Wiele rzeczy. Dziś wydaje mi się, że po prostu mam skłonność do tego, co anarchistyczne. Gdybym się urodził później, byłbym rockmanem albo hiphopowcem. To wszystko nonkonformistyczna muzyka. Jazz był opozycją szkoły, stabilizacji.
Pytany o styl gry, mówi pan, że to kwestia wyrażenia osobowości, ale czy nie jest też tak, że to muzyka kształtowała pana osobowość?
Na pewno instynktownie czułem, że to jazz najbardziej pomoże mi w pracy nad swoim rozwojem. Pozwoli przełamać nieśmiałość, pokonać słabości, ułatwi ucieczkę od mieszczaństwa, które dał mi dom rodzinny. Wiedziałem, że to jest ta muzyka i że tak chcę żyć. Bo przecież jazz to nie była tylko muzyka, ale też styl życia. Sposób ubierania, język, filozofia. Kto miał wtedy taki szyk jak Dizzie Gillespie, który nosił paryskie berety?
Nie tylko zaczął ćwiczyć pan na trąbce, ale też zadbał o garderobę.
Podobała mi się elegancja jazzmanów. Pamiętam, że jako młody chłopak szedłem po Krakowie za Wojtkiem Karolakiem i przyglądałem się, jak doskonale jest ubrany. Potem kupowałem od niego garnitury. Wyszukiwaliśmy ubrania na ciuchach, na bazarach, gdzie ludzie mieli przysyłane w paczkach ciuchy ze Stanów. Tam bywał cały polski film i teatr, artyści, którzy czuli się śmietanką towarzystwa.
To był jeszcze garniturowy okres jazzu, ale pamiętam zdjęcia z lat 70., gdzie ma pan psychodeliczne koszule i kapelusz z rondem...
Bo wtedy nadeszli hippisi. Ich moda bardzo mi się podobała. Pamiętam jeszcze, że pierwszy krawat w kwiatki, koszulę i buty sztyblety przywiozłem z koncertu w Wiedniu. I szpanowałem tym, kiedy w 65 roku graliśmy z Komedą w Kopenhadze.
Na przełomie lat 70. i 80. pojawiły się cylinder i czerń, nosił się pan w stylu starej bohemy. To miało związek z ewolucją muzyczną?
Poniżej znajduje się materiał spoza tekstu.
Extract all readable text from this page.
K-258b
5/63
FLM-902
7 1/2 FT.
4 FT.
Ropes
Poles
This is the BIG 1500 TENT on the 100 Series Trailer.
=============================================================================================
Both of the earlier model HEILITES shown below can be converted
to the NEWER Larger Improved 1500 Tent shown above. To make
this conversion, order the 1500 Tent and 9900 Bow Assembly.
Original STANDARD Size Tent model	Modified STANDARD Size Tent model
Jeśli chodzi o jazz, to cały czas byłem muzykiem awangardowym. Joachim Berendt napisał, że jestem jednym z pierwszych w Europie artystów free jazzowych. Ubiory się zmieniały, ale to głównie kwestia fantazji.
Don Cherry w latach 70. lubił hippisowskie szaty i turbany, ale kiedyś widziałem go na koncercie w tyrolskich pumpach i kapelusiku. Albo Paul Motian, który przez pewien czas występował w stroju alpinisty.
A równocześnie byli wśród nas muzycy, którzy wyglądali jak urzędnicy. Ale jeśli chodzi o styl życia, bardziej już ciągnęło mnie do rockmanów, hippisów. Oni byli desperados. Chociaż nie słuchałem ich muzyki. Beatlesi nie zrobili na mnie wrażenia. Dopiero później, kiedy ożeniłem się z Joanną, poznałem Marleya, Zappę. Zacząłem wchodzić w dobry pop i zostało mi to do dzisiaj.
Kiedy wchodził pan w jazz, jakie znaczenie miał fakt, że to była murzyńska muzyka?
Bardzo duże. Murzyńskość w muzyce to czysta wartość. Czarni artyści mają specyficzne podejście do czasu. Ich czas jest kołyszący. To dla mnie priorytetowa wiedza, jeśli chodzi o jazz. Bo cóż to jest pulsująca muzyka? To kwestia percepcji czasu. Myślenie europejskie, klasyczne jest inne.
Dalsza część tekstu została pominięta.